According to a survey, the number of short-time workers in Germany has fallen below the million mark for the first time since the outbreak of the Corona crisis. It fell in August from 1.06 million in the previous month to 688,000, as the Munich Ifo Institute estimated on Friday based on its monthly business survey and data from the Federal Employment Agency. Accordingly, 2 percent of the dependent employees were still on short-time work, after 3.2 percent in July. "In August, the decline ran through almost all branches of the economy," said Ifo survey expert Stefan Sauer. "The number of short-time workers is below one million for the first time since the beginning of the Corona crisis."

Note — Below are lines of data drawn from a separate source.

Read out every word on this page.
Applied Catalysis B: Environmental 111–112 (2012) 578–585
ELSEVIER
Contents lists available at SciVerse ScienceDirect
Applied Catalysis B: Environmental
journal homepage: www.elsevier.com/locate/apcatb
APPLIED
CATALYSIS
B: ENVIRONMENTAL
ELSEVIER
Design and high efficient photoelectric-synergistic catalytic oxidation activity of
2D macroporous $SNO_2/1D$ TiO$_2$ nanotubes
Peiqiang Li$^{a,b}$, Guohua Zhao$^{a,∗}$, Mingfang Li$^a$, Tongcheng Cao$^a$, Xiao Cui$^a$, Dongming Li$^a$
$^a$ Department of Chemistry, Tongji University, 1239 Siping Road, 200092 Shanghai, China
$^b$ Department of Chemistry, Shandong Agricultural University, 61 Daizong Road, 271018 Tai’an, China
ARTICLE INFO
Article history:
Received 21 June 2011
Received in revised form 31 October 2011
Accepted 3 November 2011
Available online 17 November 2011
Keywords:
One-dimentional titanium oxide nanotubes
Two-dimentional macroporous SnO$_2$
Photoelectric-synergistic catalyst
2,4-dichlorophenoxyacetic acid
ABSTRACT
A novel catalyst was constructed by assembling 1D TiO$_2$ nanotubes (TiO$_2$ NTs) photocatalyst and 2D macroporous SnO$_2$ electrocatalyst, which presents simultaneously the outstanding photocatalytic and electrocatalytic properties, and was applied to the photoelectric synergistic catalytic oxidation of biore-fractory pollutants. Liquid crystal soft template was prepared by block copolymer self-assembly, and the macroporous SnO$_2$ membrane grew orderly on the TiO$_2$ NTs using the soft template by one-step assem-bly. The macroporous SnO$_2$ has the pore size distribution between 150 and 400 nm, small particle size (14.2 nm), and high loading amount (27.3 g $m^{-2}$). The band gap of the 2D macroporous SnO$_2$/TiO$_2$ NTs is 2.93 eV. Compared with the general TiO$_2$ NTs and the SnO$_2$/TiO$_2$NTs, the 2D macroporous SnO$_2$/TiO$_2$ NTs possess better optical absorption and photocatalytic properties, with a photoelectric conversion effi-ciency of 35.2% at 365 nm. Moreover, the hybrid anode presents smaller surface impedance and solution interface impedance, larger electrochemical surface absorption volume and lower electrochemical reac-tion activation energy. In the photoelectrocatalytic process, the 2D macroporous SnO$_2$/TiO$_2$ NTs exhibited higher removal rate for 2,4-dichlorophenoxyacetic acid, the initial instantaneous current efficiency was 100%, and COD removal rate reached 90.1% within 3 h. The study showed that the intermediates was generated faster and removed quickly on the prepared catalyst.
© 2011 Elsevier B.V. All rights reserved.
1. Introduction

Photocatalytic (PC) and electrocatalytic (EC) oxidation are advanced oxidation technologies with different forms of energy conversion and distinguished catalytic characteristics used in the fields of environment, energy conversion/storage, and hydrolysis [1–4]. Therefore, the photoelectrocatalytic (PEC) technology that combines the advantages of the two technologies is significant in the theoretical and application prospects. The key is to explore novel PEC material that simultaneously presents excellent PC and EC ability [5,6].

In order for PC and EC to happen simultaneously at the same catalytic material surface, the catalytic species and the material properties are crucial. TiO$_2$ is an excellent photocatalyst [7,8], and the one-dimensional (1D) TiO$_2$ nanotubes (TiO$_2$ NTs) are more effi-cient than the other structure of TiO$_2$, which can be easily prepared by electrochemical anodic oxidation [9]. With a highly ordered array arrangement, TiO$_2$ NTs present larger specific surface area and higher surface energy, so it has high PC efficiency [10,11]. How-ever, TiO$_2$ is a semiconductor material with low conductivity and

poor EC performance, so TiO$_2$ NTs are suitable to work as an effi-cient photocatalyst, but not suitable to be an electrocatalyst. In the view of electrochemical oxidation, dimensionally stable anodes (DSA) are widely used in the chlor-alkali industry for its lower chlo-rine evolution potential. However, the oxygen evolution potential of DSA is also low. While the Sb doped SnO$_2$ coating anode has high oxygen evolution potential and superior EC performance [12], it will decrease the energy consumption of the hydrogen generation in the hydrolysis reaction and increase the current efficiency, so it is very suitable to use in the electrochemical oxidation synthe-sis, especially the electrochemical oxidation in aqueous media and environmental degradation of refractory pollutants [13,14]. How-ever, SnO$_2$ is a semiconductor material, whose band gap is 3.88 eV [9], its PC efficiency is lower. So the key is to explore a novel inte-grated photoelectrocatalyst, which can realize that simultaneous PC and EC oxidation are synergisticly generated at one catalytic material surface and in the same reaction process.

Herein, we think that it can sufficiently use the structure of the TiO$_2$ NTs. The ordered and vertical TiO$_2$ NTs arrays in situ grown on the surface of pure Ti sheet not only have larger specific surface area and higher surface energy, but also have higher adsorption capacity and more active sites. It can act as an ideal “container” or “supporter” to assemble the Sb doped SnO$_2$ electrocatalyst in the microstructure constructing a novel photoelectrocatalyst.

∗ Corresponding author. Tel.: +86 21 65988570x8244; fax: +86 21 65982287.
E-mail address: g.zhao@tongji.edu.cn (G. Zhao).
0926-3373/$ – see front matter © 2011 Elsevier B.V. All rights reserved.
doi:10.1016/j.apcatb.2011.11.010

In industry, the supply bottlenecks for preliminary products and raw materials apparently had no noticeable effect on short-time work.

The proportion there fell from 4.2 to 2.7 percent.

However, it is still quite high in the printing industry at 9.7 percent of employees.

In the automotive industry, however, the proportion fell from 3.7 to 2.2 percent: According to the Ifo Institute, around 21,000 employees are currently still on short-time work in one of Germany's most important branches of industry.

Recently there have been reports from major car manufacturers such as Daimler, VW or BMW that the production lines in individual plants or shifts have come to a standstill due to delivery bottlenecks, including for semiconductors.

"Only the hospitality industry still had 10.1 percent short-time work in August, which corresponds to 107,000 people," said Ifo expert Sauer. “However, the number fell considerably here as well.” Because in the previous month this figure was 17.1 percent. In retail, 1.5 percent of employees were most recently affected - around 36,000 people.